Do You Care About Me?
Showing care starts by addressing our patients’ fears. While they may voice some concerns openly, their deepest fears often remain unspoken. Common examples include:
- Do you even care what I think?
- Will you judge me by my income, gender, race, or health history?
- Am I safe to open up and trust you?
- Are we equal partners in my care?
One way to bring these fears into the open is to ask questions and listen to the answers without judgment. Respect any negative emotions or doubts the person expresses without making them personal. In fact, thank them for having the courage to share their true feelings.
You can also use your empathy, intuition, and cultural competence to address fears that patients are reluctant to voice. For example, when meeting a patient with opioid use disorder, you might say:
Many people don’t get treated for opioid use because they fear being judged. So first, I want to applaud your decision to get help. That takes a lot of strength. I also want you to know that we treat opioid use disorder as a health condition, not as a weakness or personal failure. If you feel OK sharing, what is it like for you to be in treatment? Do you have any questions or concerns I can help with?
The 6H Model for Human Connection
More than any other tool I’ve encountered in my 20-year career, the 6H model has helped me to forge genuine connections with patients. This bond has allowed us to navigate even the most arduous hospital journeys with trust and mutual respect. 6H is so effective that I’m currently helping to embed it in several hospital medicine programs across California.
The 6H model covers six key skills that we can hardwire (and even script) into our patient interactions to help build rapport and trust:
- Hear (their story). Listen to the patient’s perspective without interrupting. Often, their story is about much more than their medical complaints. Provide space for them to share what’s important.
- Heed (to their worries). Pay attention to the needs of the whole patient, including the medical, financial, social, and emotional dimensions of the illness. While we might not have the answers, we can still seek to understand their concerns and connect them with those who can help.
- Help (them navigate). Explain what patients can expect during their hospital stay and beyond. Help them understand the roles of their consultants and primary care doctor. Reassure them that you are keeping their care team members on the same page.
- Be (honest and human). Creating authentic connection means acknowledging the positives and negatives of the situation. When patients get emotional, resist the urge to talk them out of their feelings. Instead, offer reassurance or respond in kind with genuine compassion.
- Heal (misunderstandings). Most service failures stem from miscommunication. When they’re brought to our attention, it’s important to accept responsibility, apologize, and take steps to make the patient whole.

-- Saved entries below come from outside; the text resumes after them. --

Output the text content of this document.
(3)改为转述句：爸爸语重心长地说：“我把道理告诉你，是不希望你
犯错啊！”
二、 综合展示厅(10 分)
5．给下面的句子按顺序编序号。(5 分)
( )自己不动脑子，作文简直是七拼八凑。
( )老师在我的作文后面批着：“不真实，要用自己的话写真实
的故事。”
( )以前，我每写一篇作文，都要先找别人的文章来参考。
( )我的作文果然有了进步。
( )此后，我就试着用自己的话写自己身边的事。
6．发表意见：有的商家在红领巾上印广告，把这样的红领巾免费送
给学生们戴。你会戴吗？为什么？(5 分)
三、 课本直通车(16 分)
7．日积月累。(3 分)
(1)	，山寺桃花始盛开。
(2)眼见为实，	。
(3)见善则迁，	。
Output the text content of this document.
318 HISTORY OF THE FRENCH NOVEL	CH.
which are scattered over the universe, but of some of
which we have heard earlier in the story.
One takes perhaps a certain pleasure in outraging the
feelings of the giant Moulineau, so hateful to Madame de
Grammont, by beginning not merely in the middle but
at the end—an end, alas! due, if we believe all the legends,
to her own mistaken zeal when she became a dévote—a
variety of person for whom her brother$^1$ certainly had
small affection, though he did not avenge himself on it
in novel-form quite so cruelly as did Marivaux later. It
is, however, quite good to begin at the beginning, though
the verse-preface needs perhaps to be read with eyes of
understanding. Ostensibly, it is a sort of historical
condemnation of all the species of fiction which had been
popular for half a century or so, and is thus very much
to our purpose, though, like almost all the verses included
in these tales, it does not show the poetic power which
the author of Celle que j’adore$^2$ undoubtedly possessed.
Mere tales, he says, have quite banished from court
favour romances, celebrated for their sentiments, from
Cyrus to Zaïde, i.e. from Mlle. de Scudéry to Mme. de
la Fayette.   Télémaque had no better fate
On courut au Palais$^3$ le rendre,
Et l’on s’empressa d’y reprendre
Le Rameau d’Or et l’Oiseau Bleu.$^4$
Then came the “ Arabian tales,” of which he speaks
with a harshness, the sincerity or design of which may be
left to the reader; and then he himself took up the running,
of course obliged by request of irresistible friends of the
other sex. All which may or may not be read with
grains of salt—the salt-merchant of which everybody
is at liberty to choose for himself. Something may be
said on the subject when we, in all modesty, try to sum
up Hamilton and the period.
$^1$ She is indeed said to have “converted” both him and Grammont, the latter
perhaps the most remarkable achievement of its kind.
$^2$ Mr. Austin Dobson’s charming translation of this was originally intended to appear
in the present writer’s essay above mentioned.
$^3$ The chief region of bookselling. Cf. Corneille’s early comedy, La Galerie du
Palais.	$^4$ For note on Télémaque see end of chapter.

- Hope. While we don’t want to discount patients’ struggles, we can offer optimism when appropriate. Pointing out small wins and improvements helps to raise morale. Even when the situation seems bleak, let patients know you’re in this together.
Bonus Tips for Telehealth Visits
If you’re one of the millions of physicians stepping into virtual care during the pandemic, it can feel like an alternate universe. This is especially true if you’ve never had any training in this medium. The good news is that telemedicine is still medicine—just in a slightly different venue. You will bring the same clinical and communication skills to your encounters. And with a few adaptations, you may be surprised how well they translate online.
- Get comfortable with the technology. It’s even more important to build rapport during an online encounter than an in-person one. Depending on their comfort level with telehealth, patients may see technology as a barrier between you. One way to help them relax is to make the online visit as lifelike as possible with high-quality audio and video. (If you need help setting up your workstation, this article has some excellent tips.)
- Acknowledge the situation. Take time to note any difficulties the patient experiences with the technology and let them know it’s OK to take their time or ask for clarification. As you would for an in-person visit, move through the three questions with your patient, making a special effort to show caring and empathy.
- Leverage verbal and nonverbal communication skills. To simulate “eye contact,” look at your webcam while frequently scanning your patient for nonverbal cues. Let the patient know when you need to look down for a moment to take notes. And while you can’t use touch to reassure, you can convey care by putting a hand on your heart or squeezing your arm as if it were the patient’s arm.
Physicians Can Make the Difference in Patient Satisfaction
As providers, we can’t control all the factors impacting the hospital experience. However, demonstrating genuine concern and compassion can significantly improve others’ perceptions of our care. When patients feel safe and respected, they often open their worlds to us and become more amenable to our recommendations. That is when true healing begins.